Sie erreichen nun die Straße N827. Sie überqueren mit Vorsicht die Straße und folgen dem gegenüberliegenden mit dem grünen Pfeil markierten Weg. Nach etwa 10 Minuten sehen Sie auf der rechten Seite das Dorf Braunlauf. Bald treffen Sie auf die ersten Häuser – Bauernhöfe und Wohnhäuser – die zur Ortschaft Braunlauf gehören. Überqueren Sie mit Vorsicht die Straße, die von Braunlauf nach Maldingen führt. Folgen Sie dann dem mit dem grünen Pfeil markierten Weg. Die Wegtrasse führt bis zum Bahndamm über den die ehemalige Eisenbahnlinie “St. Vith – Gouvy“ führte. Am Bahndamm angekommen verläuft der Weg dann durch die Unterführung.
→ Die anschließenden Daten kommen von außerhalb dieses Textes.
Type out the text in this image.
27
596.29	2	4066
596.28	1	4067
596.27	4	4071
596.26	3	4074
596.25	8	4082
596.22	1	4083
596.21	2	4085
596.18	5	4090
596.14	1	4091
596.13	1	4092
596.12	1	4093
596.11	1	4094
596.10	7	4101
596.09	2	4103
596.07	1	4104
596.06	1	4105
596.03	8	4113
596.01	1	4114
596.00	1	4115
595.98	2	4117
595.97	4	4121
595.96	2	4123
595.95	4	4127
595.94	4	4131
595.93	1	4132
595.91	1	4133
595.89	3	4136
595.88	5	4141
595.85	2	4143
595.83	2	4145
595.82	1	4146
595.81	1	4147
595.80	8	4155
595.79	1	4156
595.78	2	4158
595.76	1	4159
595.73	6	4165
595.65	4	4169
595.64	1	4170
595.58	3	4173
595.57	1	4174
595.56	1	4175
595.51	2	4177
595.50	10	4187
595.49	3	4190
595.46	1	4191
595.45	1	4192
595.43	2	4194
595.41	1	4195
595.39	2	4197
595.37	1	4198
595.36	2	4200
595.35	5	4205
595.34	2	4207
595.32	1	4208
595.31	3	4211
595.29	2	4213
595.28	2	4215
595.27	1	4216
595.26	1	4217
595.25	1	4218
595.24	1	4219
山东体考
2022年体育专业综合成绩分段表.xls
Sie sind bereits 5,6 km Wegstrecke gegangen. Nach dem Durchgang der Unterführung ist Ihnen eine kleine Rastpause gegönnt. Genießen Sie die Ruhe der Natur und hören Sie auf das Geplätscher des Braunlauf-Baches.
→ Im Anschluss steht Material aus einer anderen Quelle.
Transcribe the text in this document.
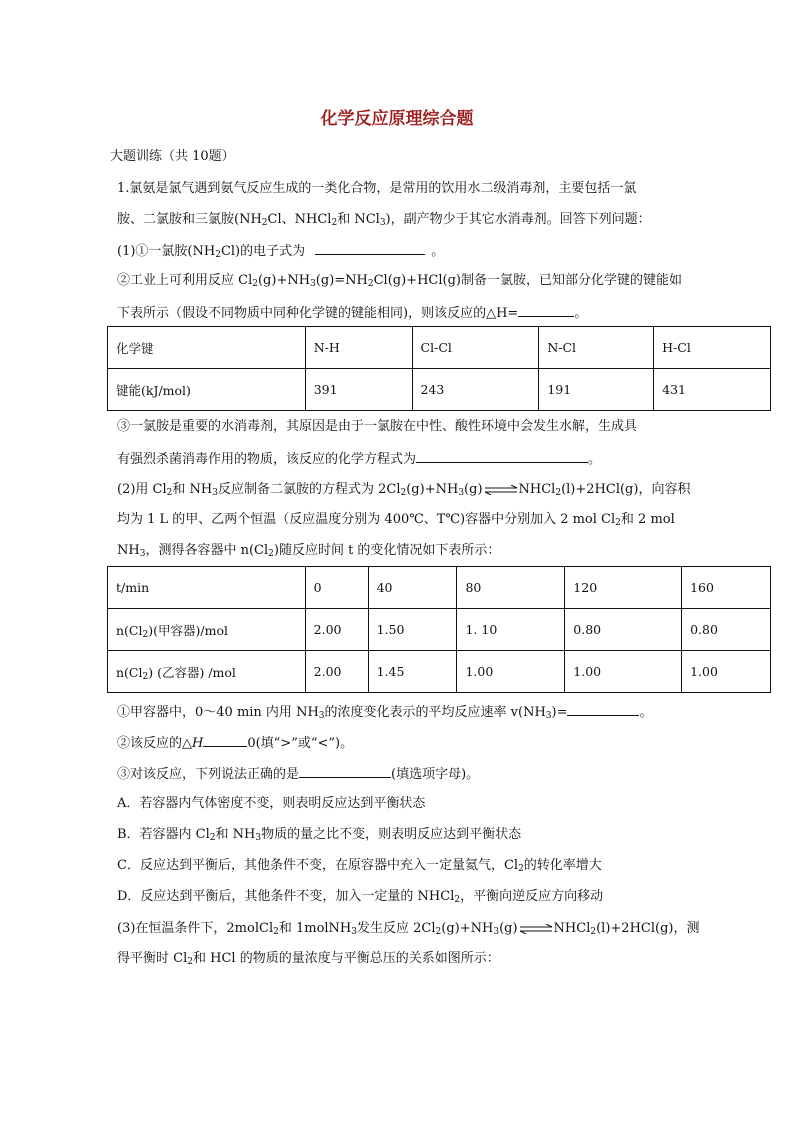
化学反应原理综合题
大题训练（共 10题）
1.氯氨是氯气遇到氨气反应生成的一类化合物，是常用的饮用水二级消毒剂，主要包括一氯
胺、二氯胺和三氯胺($NH_2Cl$、NHCl$_2$和 NCl$_3$)，副产物少于其它水消毒剂。回答下列问题：
(1)①一氯胺$(NH_2Cl)$的电子式为	。
②工业上可利用反应 $Cl_2(g)+NH_3(g)=NH_2Cl(g)+HCl(g)$制备一氯胺，已知部分化学键的键能如
下表所示（假设不同物质中同种化学键的键能相同)，则该反应的△H=	。
化学键	N-H	Cl-Cl	N-Cl	H-Cl
键能(kJ/mol)	391	243	191	431
③一氯胺是重要的水消毒剂，其原因是由于一氯胺在中性、酸性环境中会发生水解，生成具
有强烈杀菌消毒作用的物质，该反应的化学方程式为	。
(2)用 $Cl_2$和 $NH_3$反应制备二氯胺的方程式为 $2Cl_2(g)+NH_3(g)\rightleftharpoons NHCl_2(l)+2HCl(g)$，向容积
均为 1 L 的甲、乙两个恒温（反应温度分别为 400℃、T℃)容器中分别加入 2 mol $Cl_2$和 2 mol
$NH_3$，测得各容器中 $n(Cl_2)$随反应时间 t 的变化情况如下表所示：
t/min	0	40	80	120	160
$n(Cl_2)$(甲容器)/mol	2.00	1.50	1. 10	0.80	0.80
$n(Cl_2)$ (乙容器) /mol	2.00	1.45	1.00	1.00	1.00
①甲容器中，0～40 min 内用 $NH_3$的浓度变化表示的平均反应速率 $v(NH_3)=$	。
②该反应的△H	0(填“>”或“<”)。
③对该反应，下列说法正确的是	(填选项字母)。
A．若容器内气体密度不变，则表明反应达到平衡状态
B．若容器内 $Cl_2$和 $NH_3$物质的量之比不变，则表明反应达到平衡状态
C．反应达到平衡后，其他条件不变，在原容器中充入一定量氦气，$Cl_2$的转化率增大
D．反应达到平衡后，其他条件不变，加入一定量的 NHCl$_2$，平衡向逆反应方向移动
(3)在恒温条件下，2molCl$_2$和 1molNH$_3$发生反应 $2Cl_2(g)+NH_3(g)\rightleftharpoons NHCl_2(l)+2HCl(g)$，测
得平衡时 $Cl_2$和 HCl 的物质的量浓度与平衡总压的关系如图所示：
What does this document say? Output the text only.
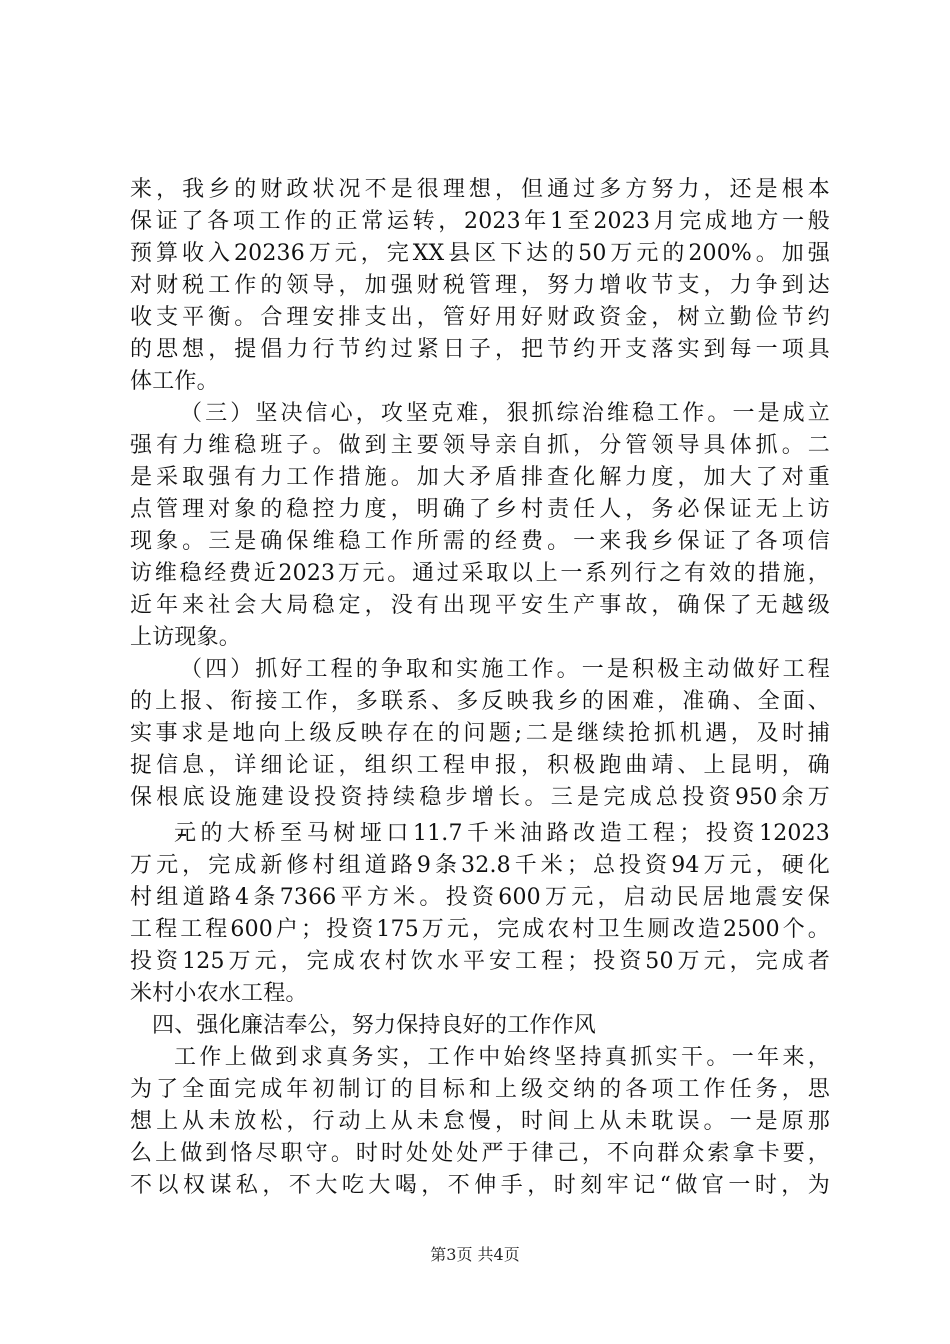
来，我乡的财政状况不是很理想，但通过多方努力，还是根本
保证了各项工作的正常运转，2023年1至2023月完成地方一般
预算收入20236万元，完XX县区下达的50万元的200%。加强
对财税工作的领导，加强财税管理，努力增收节支，力争到达
收支平衡。合理安排支出，管好用好财政资金，树立勤俭节约
的思想，提倡力行节约过紧日子，把节约开支落实到每一项具
体工作。
（三）坚决信心，攻坚克难，狠抓综治维稳工作。一是成立
强有力维稳班子。做到主要领导亲自抓，分管领导具体抓。二
是采取强有力工作措施。加大矛盾排查化解力度，加大了对重
点管理对象的稳控力度，明确了乡村责任人，务必保证无上访
现象。三是确保维稳工作所需的经费。一来我乡保证了各项信
访维稳经费近2023万元。通过采取以上一系列行之有效的措施，
近年来社会大局稳定，没有出现平安生产事故，确保了无越级
上访现象。
（四）抓好工程的争取和实施工作。一是积极主动做好工程
的上报、衔接工作，多联系、多反映我乡的困难，准确、全面、
实事求是地向上级反映存在的问题;二是继续抢抓机遇，及时捕
捉信息，详细论证，组织工程申报，积极跑曲靖、上昆明，确
保根底设施建设投资持续稳步增长。三是完成总投资950余万
元的大桥至马树垭口11.7千米油路改造工程；投资12023
万元，完成新修村组道路9条32.8千米；总投资94万元，硬化
村组道路4条7366平方米。投资600万元，启动民居地震安保
工程工程600户；投资175万元，完成农村卫生厕改造2500个。
投资125万元，完成农村饮水平安工程；投资50万元，完成者
米村小农水工程。
四、强化廉洁奉公，努力保持良好的工作作风
工作上做到求真务实，工作中始终坚持真抓实干。一年来，
为了全面完成年初制订的目标和上级交纳的各项工作任务，思
想上从未放松，行动上从未怠慢，时间上从未耽误。一是原那
么上做到恪尽职守。时时处处处严于律己，不向群众索拿卡要，
不以权谋私，不大吃大喝，不伸手，时刻牢记“做官一时，为
第3页 共4页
Danach folgen Sie dem Weg, der links am Ende der Unterführung abgeht. Der Weg verläuft entlang des Bahndamms in Richtung Maldingen. Nach etwa 1 km erreichen Sie das ehemalige Gelände des Maldinger Bahnhofes.

Hier legte der Maldinger Amateur Fußballklub einen Fußballplatz an, der mit einer Flutlichtanlage ausgestattet wurde. Der Fußballplatz dient auch als Landeplatz für den Hubschrauber der Luftfahrtrettung „CMH Bra-sur-Lienne“.

Nach dem Fußballplatz rechts abbiegen in die Straße „An der Bahn“. Folgen Sie der Straße bis zur Kreuzung und biegen Sie dann rechts ab in die Marktstraße. Dann treffen Sie auf die Hochtumsstraße (Durchfahrts-Straße N827). Nach rechts abbiegend gelangen Sie über den Bürgersteig längs der Hochtums-Straße bis zur Kirche oder auch bis zum Vereinshaus, dem Ausgangspunkt Ihrer Wanderung.